Head of International Portfolio Management, Global Fixed Income, Northern Trust Asset Management
Exclusive insight for TMI subscribers! Northern Trust Asset Management share a monthly market commentary for treasurers.
Eurozone Market Update
As widely expected, the ECB kept its key interest rates unchanged in December, maintaining the deposit facility rate at 4%. The accompanying press release acknowledged the recent fall in inflation, replacing previous commentary on inflation being “too high for too long”. The statement also noted “domestic price pressures remain elevated, primarily owing to strong growth in unit labour costs,” reflecting that wage inflation has the ECB’s attention. One hawkish surprise was a change to the ECB’s pandemic emergency purchase program (PEPP), with reductions to the PEPP portfolio of €7.5 billion per month on average, starting in the second half of 2024. There were no changes to the plan to discontinue reinvestments at the end of 2024. New ECB staff economic forecasts indicated a slower path for growth in 2023 and 2024 and suggested that the risk to growth remains on the downside.
Source: Bloomberg, data as of 29 December 2023
UK Market Update
In December, the BoE kept the bank rate at 5.25%, but the split in Monetary Policy Committee (MPC) voting highlighted the Committee’s more hawkish skew relative to other central banks.
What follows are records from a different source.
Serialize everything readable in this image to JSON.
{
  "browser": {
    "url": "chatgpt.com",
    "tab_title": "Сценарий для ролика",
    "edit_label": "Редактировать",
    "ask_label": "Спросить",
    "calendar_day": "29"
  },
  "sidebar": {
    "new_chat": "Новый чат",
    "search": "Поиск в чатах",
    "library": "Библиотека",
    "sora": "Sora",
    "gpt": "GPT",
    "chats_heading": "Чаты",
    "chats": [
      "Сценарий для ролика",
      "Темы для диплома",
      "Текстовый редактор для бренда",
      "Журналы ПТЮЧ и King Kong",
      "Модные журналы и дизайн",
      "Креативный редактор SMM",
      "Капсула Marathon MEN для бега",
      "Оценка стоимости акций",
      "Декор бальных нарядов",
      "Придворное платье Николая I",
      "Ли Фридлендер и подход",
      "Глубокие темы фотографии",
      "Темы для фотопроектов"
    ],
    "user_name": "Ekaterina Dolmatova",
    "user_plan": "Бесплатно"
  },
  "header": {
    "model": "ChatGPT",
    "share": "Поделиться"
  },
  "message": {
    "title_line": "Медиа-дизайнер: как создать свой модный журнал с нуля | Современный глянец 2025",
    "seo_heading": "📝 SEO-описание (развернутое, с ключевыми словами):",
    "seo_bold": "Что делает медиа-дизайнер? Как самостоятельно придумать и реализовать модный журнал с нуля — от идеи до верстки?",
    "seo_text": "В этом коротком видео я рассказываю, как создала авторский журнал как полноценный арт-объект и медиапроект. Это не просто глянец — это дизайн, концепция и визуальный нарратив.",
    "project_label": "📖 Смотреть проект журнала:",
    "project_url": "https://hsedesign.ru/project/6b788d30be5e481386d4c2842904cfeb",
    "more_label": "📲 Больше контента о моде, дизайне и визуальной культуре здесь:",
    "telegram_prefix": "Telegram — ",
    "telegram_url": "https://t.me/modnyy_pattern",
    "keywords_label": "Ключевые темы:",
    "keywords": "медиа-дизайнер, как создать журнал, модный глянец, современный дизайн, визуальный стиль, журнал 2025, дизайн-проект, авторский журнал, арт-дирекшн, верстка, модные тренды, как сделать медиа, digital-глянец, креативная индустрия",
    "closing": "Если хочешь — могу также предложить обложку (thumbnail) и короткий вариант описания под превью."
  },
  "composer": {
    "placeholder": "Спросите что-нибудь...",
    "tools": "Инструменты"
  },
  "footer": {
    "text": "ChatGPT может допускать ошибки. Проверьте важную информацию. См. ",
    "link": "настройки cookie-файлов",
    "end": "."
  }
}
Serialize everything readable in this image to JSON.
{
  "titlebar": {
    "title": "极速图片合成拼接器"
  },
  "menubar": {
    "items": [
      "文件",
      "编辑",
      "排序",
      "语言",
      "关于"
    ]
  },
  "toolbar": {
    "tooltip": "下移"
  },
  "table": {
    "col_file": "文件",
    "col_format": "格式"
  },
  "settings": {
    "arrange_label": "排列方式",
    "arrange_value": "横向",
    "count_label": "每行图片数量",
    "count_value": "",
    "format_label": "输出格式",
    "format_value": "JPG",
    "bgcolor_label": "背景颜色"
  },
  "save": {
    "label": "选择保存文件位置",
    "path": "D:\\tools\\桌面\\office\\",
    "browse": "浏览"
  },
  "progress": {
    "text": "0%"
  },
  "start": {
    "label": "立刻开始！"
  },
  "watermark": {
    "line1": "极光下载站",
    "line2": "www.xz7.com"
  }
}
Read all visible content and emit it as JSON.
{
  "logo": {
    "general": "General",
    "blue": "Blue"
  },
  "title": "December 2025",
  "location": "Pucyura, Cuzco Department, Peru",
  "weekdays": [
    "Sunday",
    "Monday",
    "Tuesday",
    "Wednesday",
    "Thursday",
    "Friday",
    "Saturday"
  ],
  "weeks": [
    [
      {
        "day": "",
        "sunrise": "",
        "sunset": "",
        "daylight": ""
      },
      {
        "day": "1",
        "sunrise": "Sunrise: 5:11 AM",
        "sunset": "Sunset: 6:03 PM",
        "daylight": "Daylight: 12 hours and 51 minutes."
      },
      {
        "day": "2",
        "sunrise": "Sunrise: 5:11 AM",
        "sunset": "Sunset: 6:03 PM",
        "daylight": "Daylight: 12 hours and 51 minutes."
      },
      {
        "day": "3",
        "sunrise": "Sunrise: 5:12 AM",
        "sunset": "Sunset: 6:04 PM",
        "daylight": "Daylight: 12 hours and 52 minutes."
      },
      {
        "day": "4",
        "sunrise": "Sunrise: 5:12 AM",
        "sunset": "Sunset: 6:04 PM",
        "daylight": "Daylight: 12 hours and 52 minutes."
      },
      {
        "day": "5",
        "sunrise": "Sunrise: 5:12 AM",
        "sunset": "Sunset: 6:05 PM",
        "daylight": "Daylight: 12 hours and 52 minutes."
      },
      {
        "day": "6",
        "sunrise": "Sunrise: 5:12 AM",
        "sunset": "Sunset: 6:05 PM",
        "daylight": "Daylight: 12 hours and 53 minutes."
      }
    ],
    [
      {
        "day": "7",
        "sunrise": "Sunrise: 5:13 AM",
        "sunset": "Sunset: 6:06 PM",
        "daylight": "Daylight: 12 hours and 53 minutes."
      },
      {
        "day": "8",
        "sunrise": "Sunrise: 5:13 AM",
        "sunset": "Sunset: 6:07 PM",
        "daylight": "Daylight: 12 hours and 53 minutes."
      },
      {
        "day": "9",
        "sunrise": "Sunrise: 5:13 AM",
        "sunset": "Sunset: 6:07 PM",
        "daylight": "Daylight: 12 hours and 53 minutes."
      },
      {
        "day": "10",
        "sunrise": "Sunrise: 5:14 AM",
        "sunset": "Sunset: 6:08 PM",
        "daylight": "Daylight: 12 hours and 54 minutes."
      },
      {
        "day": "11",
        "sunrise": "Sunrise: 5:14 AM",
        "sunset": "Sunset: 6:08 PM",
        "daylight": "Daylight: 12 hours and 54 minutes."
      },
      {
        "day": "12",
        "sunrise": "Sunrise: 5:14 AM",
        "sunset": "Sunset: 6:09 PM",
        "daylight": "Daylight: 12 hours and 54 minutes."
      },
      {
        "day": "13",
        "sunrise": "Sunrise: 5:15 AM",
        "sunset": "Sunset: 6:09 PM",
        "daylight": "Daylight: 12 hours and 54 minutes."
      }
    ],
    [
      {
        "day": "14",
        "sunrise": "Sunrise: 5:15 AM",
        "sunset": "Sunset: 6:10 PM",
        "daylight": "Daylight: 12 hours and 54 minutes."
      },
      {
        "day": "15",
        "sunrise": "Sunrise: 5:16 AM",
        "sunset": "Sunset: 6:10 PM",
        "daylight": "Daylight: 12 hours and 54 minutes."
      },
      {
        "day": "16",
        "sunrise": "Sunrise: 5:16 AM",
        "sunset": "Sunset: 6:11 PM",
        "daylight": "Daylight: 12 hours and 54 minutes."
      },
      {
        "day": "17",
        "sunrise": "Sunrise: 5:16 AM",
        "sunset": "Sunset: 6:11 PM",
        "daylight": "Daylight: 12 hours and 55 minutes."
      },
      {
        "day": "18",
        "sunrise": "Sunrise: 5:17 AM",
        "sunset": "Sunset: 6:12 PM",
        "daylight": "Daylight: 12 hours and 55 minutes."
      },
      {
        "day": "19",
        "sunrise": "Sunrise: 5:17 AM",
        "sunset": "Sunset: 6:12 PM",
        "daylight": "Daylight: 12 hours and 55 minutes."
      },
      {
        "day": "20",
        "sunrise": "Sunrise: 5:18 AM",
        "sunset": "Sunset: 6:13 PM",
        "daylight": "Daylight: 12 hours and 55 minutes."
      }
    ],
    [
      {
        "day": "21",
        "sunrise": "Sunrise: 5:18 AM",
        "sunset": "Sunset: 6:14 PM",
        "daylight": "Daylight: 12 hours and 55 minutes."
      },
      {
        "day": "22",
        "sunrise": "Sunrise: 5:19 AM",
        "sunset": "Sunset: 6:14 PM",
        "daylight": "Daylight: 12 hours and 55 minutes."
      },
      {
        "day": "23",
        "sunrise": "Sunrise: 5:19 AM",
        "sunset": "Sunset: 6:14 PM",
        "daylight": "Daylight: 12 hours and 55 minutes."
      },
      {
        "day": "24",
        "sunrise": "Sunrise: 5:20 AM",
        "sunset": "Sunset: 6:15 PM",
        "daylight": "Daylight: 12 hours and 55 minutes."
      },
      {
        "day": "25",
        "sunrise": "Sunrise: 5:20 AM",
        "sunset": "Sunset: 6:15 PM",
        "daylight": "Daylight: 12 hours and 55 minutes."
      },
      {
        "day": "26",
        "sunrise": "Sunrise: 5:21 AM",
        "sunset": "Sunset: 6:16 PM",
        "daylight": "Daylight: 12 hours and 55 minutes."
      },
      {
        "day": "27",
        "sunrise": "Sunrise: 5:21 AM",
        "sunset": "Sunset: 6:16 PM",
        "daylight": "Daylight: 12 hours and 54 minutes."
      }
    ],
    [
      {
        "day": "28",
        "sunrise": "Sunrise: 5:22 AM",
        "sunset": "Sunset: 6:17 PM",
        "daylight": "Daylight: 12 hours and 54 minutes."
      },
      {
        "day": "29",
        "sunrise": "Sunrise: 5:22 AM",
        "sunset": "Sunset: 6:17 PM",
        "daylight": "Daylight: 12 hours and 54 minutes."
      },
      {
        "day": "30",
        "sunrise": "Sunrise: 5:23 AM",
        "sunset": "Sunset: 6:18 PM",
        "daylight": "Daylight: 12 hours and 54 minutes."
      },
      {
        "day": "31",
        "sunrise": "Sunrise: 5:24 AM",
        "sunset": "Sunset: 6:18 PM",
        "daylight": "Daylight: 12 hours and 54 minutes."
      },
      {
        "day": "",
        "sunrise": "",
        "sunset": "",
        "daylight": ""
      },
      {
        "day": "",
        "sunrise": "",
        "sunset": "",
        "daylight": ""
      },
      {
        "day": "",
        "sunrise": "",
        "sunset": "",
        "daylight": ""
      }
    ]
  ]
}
While six of the nine members supported a continued pause, three voted for an increase of 25 basis points (bps). The MPC reiterated that while consumer price inflation has fallen as expected and private sector wage growth surprised on the downside, critical indicators of persistent UK inflation remained elevated. The Committee also reminded market participants that “relative to developments in the United States and the euro area, measures of wage inflation were considerably higher in the United Kingdom and services price inflation had fallen back by less so far.” They noted that monetary policy is likely to remain restrictive for an extended period and may even have to become more restrictive if there is evidence of more persistent inflationary pressures.
Source: Bloomberg, data as of 29 December 2023
US Market Update
The Federal Open Market Committee (FOMC) left the target range for the Federal Funds Rate unchanged at 5.25-5.5% in December, as widely expected. The accompanying statement was slightly altered, to note that “inflation has eased over the past year but remains elevated.” However, the tone from Fed Chair Jerome Powell was significantly more dovish, affirming the market’s recent expectations of rate cuts and driving yields sharply lower. Market reaction seemed driven by the revised Summary of Economic Projections (SEP), where not a single participant expects an additional hike in 2024 and the median participant expects the equivalent of three 25 bps cuts by the end of the year, one more than in the previous SEP. The Personal Consumption Expenditure (PCE) price index (the Fed’s preferred inflation gauge) was down 0.1% in November, while the monthly core index was up 0.1%. The annual PCE reading softened to 2.6% from 3.0%.
Source: Bloomberg, data as of 29 December 2023
Looking Ahead
Entering 2024, attention turns to the timing of when all three central banks will feel confident to start cutting interest rates. In the US, market pricing as of mid-December suggests that a first cut is highly likely as soon as March, but we see a much more gradual transition from “how high to hike” to “when to cut” taking place. We believe the FOMC will want greater confidence that inflation is on a downward trajectory to 2% before it starts cutting rates. As we expect inflation only to be coming down gradually in the coming months, we think it will take some time for the FOMC to feel sufficiently confident to cut rates, especially if the labor market is slow to cool off. We see a first cut early in the second half of 2024 as more likely than in either March or May.
In the euro area, we expect the ECB to remain vigilant in preventing a resurgence of core inflation. Wage inflation will be a crucial data point for them, and we anticipate they will keep rates at an elevated level until mid-2024, before embarking on a steady pace of rate cuts. Current market pricing suggests a first ECB rate cut in June, with over 150 bps of cuts priced in for the year. We agree that the timing of the first cut makes sense, but note that data will govern the timing and magnitude of cuts for 2024.
In the UK, data points to a stickier inflation dynamic and suggests that monetary policy normalization is likely to come later than in the euro area or the US. Our view is for a “Table Mountain” profile, where the bank rate remains at the current level for a prolonged period. The timing of cuts remains highly uncertain, reflecting a range of unresolved questions that include the extent to which excess household savings have been spent down, the effects on consumption of coming mortgage renewals, and the economic impact of upcoming elections. The UK’s inflation woes have been exacerbated by idiosyncratic labour issues, including a Brexit-induced shrinkage of the workforce and a still-high proportion of potential workers classified as “long-term sick” in the aftermath of the pandemic. The lagged effects of monetary policy will likely be more impactful in 2024, particularly in light of coming mortgage rate resets. We believe the current market pricing of rate cuts starting in March 2024 is premature, with the second half of 2024 a more likely timeframe.